SOMETHING ABOUT MEN’S CLUBS.

Kazimier Pulaski Society

Our friend Father Pitt made a trip to the Woods Run valley on the North Side to get pictures of this building, which has always been absurd but has only grown more absurd with the passing years. According to a city architectural survey, the original building was a work of the remarkable early modernist Frederick Scheibler; the survey identifies it as “the former Kazimier Pulaski Society building.”

This makes sense. There is something about men’s clubs in Pittsburgh, and in some other cities Dr. Boli has seen as well: the members shun the light as if the sun would burn them to dust if it touched them. The architect may have provided tall, generous windows to flood the interior with illumination, but the club members take over the maintenance of the building themselves and gradually plug every hole through which a ray of sun might penetrate. That is what clearly happened to this building. The front was rendered safe for whatever fiendish rites of darkness the Polish club members practiced within.

Now enlarge the picture, if you like, and note the other details. Dr. Boli is thinking particularly of the doors on the second, third, and fourth floors.

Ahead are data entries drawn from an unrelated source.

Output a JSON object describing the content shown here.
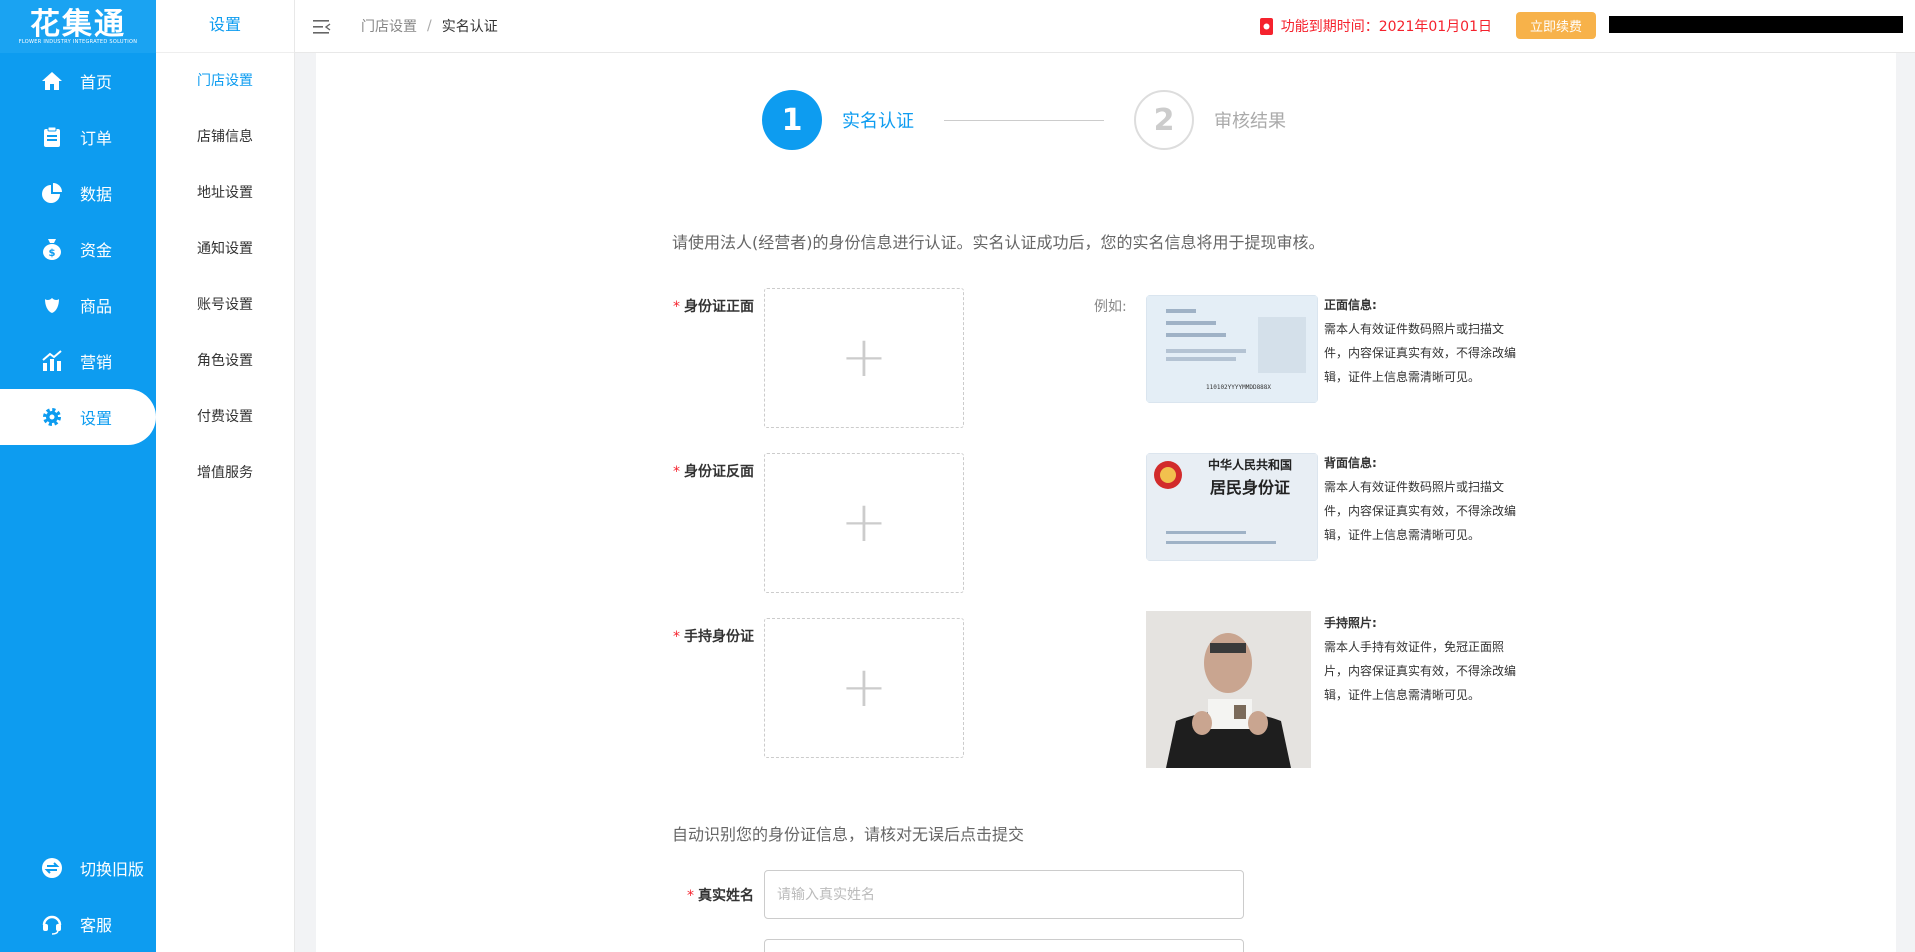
{
  "brand": {
    "logo_text": "花集通",
    "logo_sub": "FLOWER INDUSTRY INTEGRATED SOLUTION"
  },
  "nav": {
    "items": [
      {
        "label": "首页",
        "icon": "home-icon"
      },
      {
        "label": "订单",
        "icon": "clipboard-icon"
      },
      {
        "label": "数据",
        "icon": "pie-chart-icon"
      },
      {
        "label": "资金",
        "icon": "money-bag-icon"
      },
      {
        "label": "商品",
        "icon": "flower-icon"
      },
      {
        "label": "营销",
        "icon": "bar-chart-icon"
      },
      {
        "label": "设置",
        "icon": "gear-icon",
        "active": true
      }
    ],
    "bottom": [
      {
        "label": "切换旧版",
        "icon": "switch-icon"
      },
      {
        "label": "客服",
        "icon": "headset-icon"
      }
    ]
  },
  "subnav": {
    "title": "设置",
    "items": [
      "门店设置",
      "店铺信息",
      "地址设置",
      "通知设置",
      "账号设置",
      "角色设置",
      "付费设置",
      "增值服务"
    ]
  },
  "header": {
    "breadcrumb": {
      "parent": "门店设置",
      "separator": "/",
      "current": "实名认证"
    },
    "expire_text": "功能到期时间：2021年01月01日",
    "renew_label": "立即续费"
  },
  "steps": [
    {
      "num": "1",
      "label": "实名认证",
      "active": true
    },
    {
      "num": "2",
      "label": "审核结果",
      "active": false
    }
  ],
  "intro": "请使用法人(经营者)的身份信息进行认证。实名认证成功后，您的实名信息将用于提现审核。",
  "uploads": [
    {
      "label": "身份证正面",
      "required": "*"
    },
    {
      "label": "身份证反面",
      "required": "*"
    },
    {
      "label": "手持身份证",
      "required": "*"
    }
  ],
  "example_label": "例如:",
  "examples": [
    {
      "title": "正面信息:",
      "lines": [
        "需本人有效证件数码照片或扫描文",
        "件，内容保证真实有效，不得涂改编",
        "辑，证件上信息需清晰可见。"
      ]
    },
    {
      "title": "背面信息:",
      "lines": [
        "需本人有效证件数码照片或扫描文",
        "件，内容保证真实有效，不得涂改编",
        "辑，证件上信息需清晰可见。"
      ],
      "card_line1": "中华人民共和国",
      "card_line2": "居民身份证"
    },
    {
      "title": "手持照片:",
      "lines": [
        "需本人手持有效证件，免冠正面照",
        "片，内容保证真实有效，不得涂改编",
        "辑，证件上信息需清晰可见。"
      ]
    }
  ],
  "auto_note": "自动识别您的身份证信息，请核对无误后点击提交",
  "name_field": {
    "label": "真实姓名",
    "required": "*",
    "placeholder": "请输入真实姓名",
    "value": ""
  },
  "front_card_number": "110102YYYYMMDD888X",
  "colors": {
    "primary": "#0d9cf0",
    "danger": "#f5222d",
    "renew": "#f7b24a"
  }
}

This is one of those rare occasions when Father Pitt and Dr. Boli cannot agree. Father Pitt thinks the doors are evidence that there were once balconies, or a fire escape, on the front of the building. Dr. Boli believes that they were part of the initiation ritual for the club. Survivors of the ritual were admitted to full membership. The others—well, nobody ever goes into Woods Run anyway.

Between the bridges

Comments

  1. von Hindenburg says:

    My first assumption was that the doors were for lifting large items to the upper floors, but the lack of hardware over them for mounting pulleys would seem to mitigate against this. The remains of mounts from a balcony attachment does appear to be visible at the bottom of the second and third floor doors, while there is no visible spot in between where a stairway joining them might have been attached.

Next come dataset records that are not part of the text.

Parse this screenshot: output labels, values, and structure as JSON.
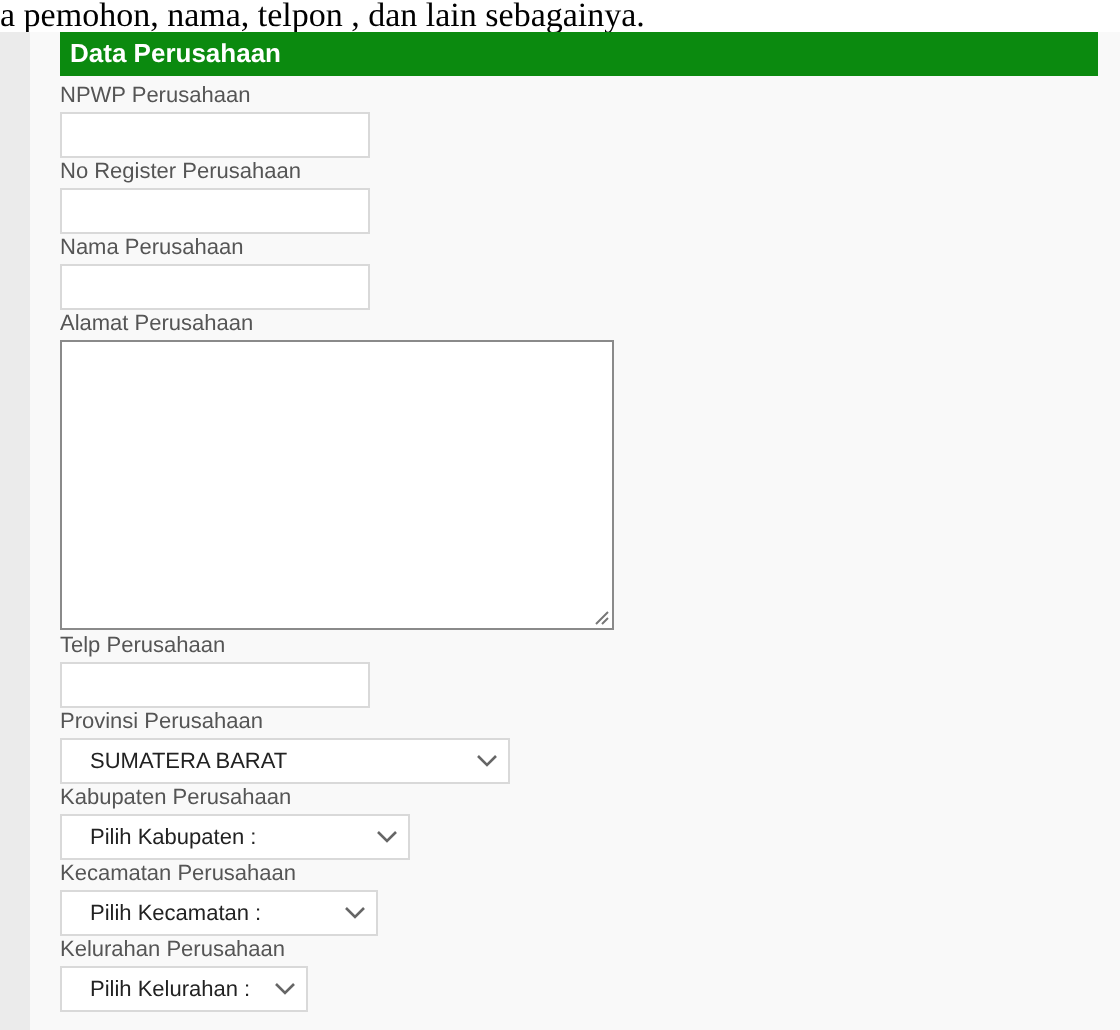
{
  "intro_text": "a pemohon, nama, telpon , dan lain sebagainya.",
  "section": {
    "title": "Data Perusahaan",
    "fields": [
      {
        "kind": "text",
        "label": "NPWP Perusahaan"
      },
      {
        "kind": "text",
        "label": "No Register Perusahaan"
      },
      {
        "kind": "text",
        "label": "Nama Perusahaan"
      },
      {
        "kind": "textarea",
        "label": "Alamat Perusahaan"
      },
      {
        "kind": "text",
        "label": "Telp Perusahaan"
      },
      {
        "kind": "select",
        "label": "Provinsi Perusahaan",
        "value": "SUMATERA BARAT"
      },
      {
        "kind": "select",
        "label": "Kabupaten Perusahaan",
        "value": "Pilih Kabupaten :"
      },
      {
        "kind": "select",
        "label": "Kecamatan Perusahaan",
        "value": "Pilih Kecamatan :"
      },
      {
        "kind": "select",
        "label": "Kelurahan Perusahaan",
        "value": "Pilih Kelurahan :"
      }
    ]
  }
}
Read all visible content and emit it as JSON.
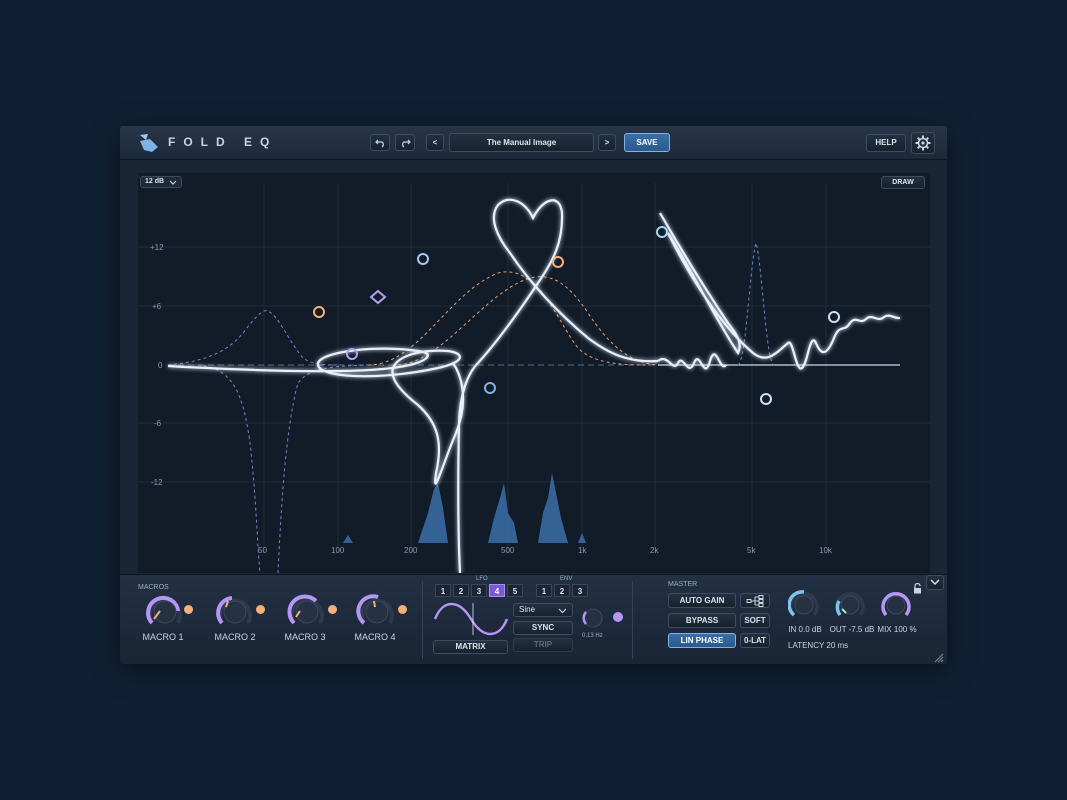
{
  "app": {
    "title": "FOLD EQ"
  },
  "header": {
    "preset_name": "The Manual Image",
    "prev_label": "<",
    "next_label": ">",
    "save_label": "SAVE",
    "help_label": "HELP"
  },
  "editor": {
    "range_label": "12 dB",
    "draw_label": "DRAW",
    "db_labels": [
      "+12",
      "+6",
      "0",
      "-6",
      "-12"
    ],
    "freq_labels": [
      "50",
      "100",
      "200",
      "500",
      "1k",
      "2k",
      "5k",
      "10k"
    ]
  },
  "macros": {
    "section_label": "MACROS",
    "items": [
      {
        "label": "MACRO 1",
        "value": 0.75
      },
      {
        "label": "MACRO 2",
        "value": 0.35
      },
      {
        "label": "MACRO 3",
        "value": 0.6
      },
      {
        "label": "MACRO 4",
        "value": 0.45
      }
    ]
  },
  "modulation": {
    "lfo_label": "LFO",
    "env_label": "ENV",
    "lfo_tabs": [
      "1",
      "2",
      "3",
      "4",
      "5"
    ],
    "lfo_selected": "4",
    "env_tabs": [
      "1",
      "2",
      "3"
    ],
    "waveform": "Sine",
    "sync_label": "SYNC",
    "trip_label": "TRIP",
    "rate_label": "0.13 Hz",
    "matrix_label": "MATRIX"
  },
  "master": {
    "section_label": "MASTER",
    "auto_gain_label": "AUTO GAIN",
    "bypass_label": "BYPASS",
    "lin_phase_label": "LIN PHASE",
    "soft_label": "SOFT",
    "zero_lat_label": "0-LAT",
    "in_label": "IN 0.0 dB",
    "out_label": "OUT -7.5 dB",
    "mix_label": "MIX 100 %",
    "latency_label": "LATENCY 20 ms"
  },
  "colors": {
    "accent": "#7fb2e6",
    "lfo_purple": "#a98cf5",
    "curve": "#e8f1fb",
    "orange": "#f2b07a",
    "background": "#102034"
  }
}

    Also of interest are the lights over the second and third floor doors and the siren over the third. Would the latter be part of a security system or something else? The lights may also support the balcony theory.

    Either way, there’s a joke about Poles and doors here somewhere…

  2. tom says:

    Absent a picture of what the original facade might have been, the best guess is that the doors led to a fire escape, that was removed at some point.

    • Dr. Boli says:

      Father Pitt says that a fire escape is his favorite theory. The staggered right-and-left arrangement, he says, would be explained by a fire escape and by nothing else except random whim. That is what Father Pitt says. Dr. Boli points out that such irregularity would also be ideal for initiation rituals, especially if the subject is blindfolded.

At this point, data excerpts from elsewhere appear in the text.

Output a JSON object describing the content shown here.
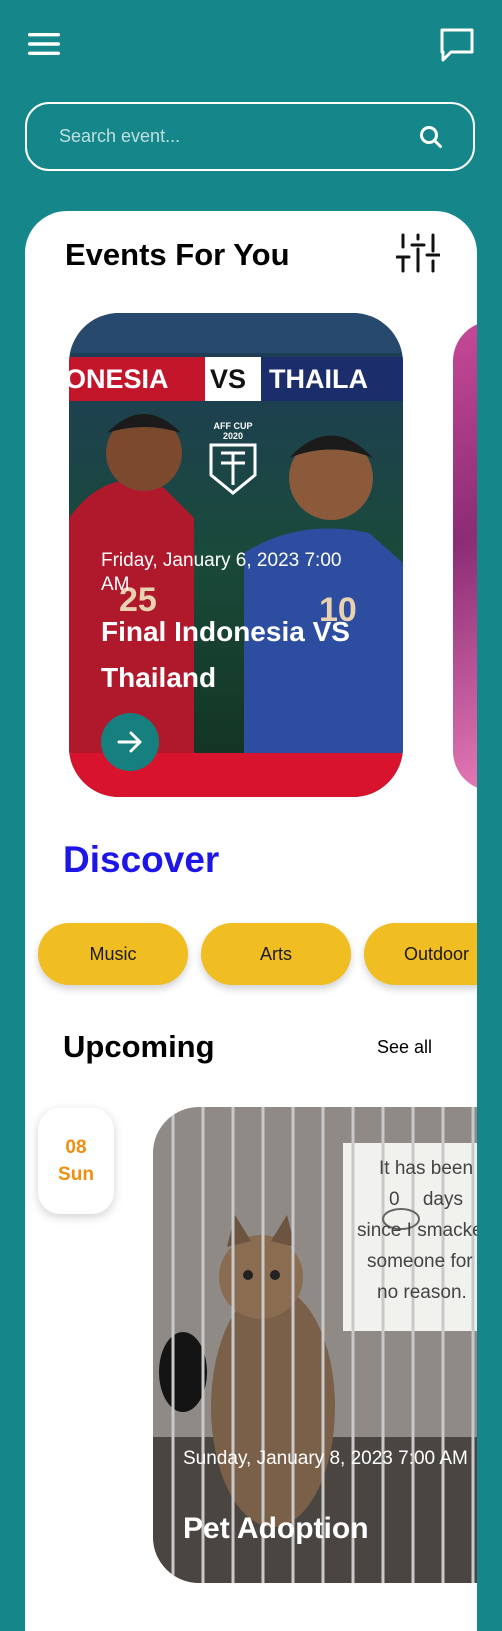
{
  "search": {
    "placeholder": "Search event..."
  },
  "events_for_you": {
    "title": "Events For You",
    "featured": {
      "banner_left": "ONESIA",
      "banner_vs": "VS",
      "banner_right": "THAILA",
      "badge_line1": "AFF CUP",
      "badge_line2": "2020",
      "left_jersey_number": "25",
      "right_jersey_number": "10",
      "date": "Friday, January 6, 2023 7:00 AM",
      "title": "Final Indonesia VS Thailand"
    }
  },
  "discover": {
    "title": "Discover",
    "categories": [
      "Music",
      "Arts",
      "Outdoor"
    ]
  },
  "upcoming": {
    "title": "Upcoming",
    "see_all": "See all",
    "badge": {
      "day": "08",
      "weekday": "Sun"
    },
    "event": {
      "sign_line1": "It has been",
      "sign_count": "0",
      "sign_line2": "days",
      "sign_line3": "since I smacked",
      "sign_line4": "someone for",
      "sign_line5": "no reason.",
      "date": "Sunday, January 8, 2023 7:00 AM",
      "title": "Pet Adoption"
    }
  },
  "colors": {
    "background": "#15868a",
    "accent_blue": "#1e16e6",
    "chip_yellow": "#f0bd22",
    "date_orange": "#f08f0f"
  },
  "icons": [
    "hamburger-menu-icon",
    "chat-icon",
    "search-icon",
    "filter-sliders-icon",
    "arrow-right-icon"
  ]
}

      Whatever it was was added long after Scheibler washed his hands of the building. Nothing in the first three floors is original except the exaggerated pilasters that frame the building. The lighter-colored bricks mark the area where the club members had their way and implemented their own aesthetic ideas.

      We can take the top floor as a guide to what would have been on the other floors. The same rhythm of three identical windows would have been kept up on the third and second floors. The lower floor would most likely have had an elaborated main entrance in the center, flanked by tall windows that continued the lines of the windows above them—unless the ground floor was a storefront, in which case it might have had display windows running the width of the building.

  3. Fred says:

    I guess the concrete on the left is part of an overpass, but I keep thinking it looks like a giant table leg.

  4. Pk says:

    A Bing streetside view clearly shows a fire escape zig zagging from the top door to the next one and back to the third one. The fire escape had stairs and not ladders between floors. There were also window air conditioners on the side, so perhaps appartments over a business of some kind. Originally, I suspect perhaps a fire house, though the front has been all redone.

  5. John Salmon says:

    Besides the missing fire escapes/balconies, nothing looks right about this building. We’re seeing what is presumably the front of the structure, but it looks like the side. It has the air of a facade for a movie. If you opened the door you might well see a meadow instead of the interior of a long-abandoned mens club.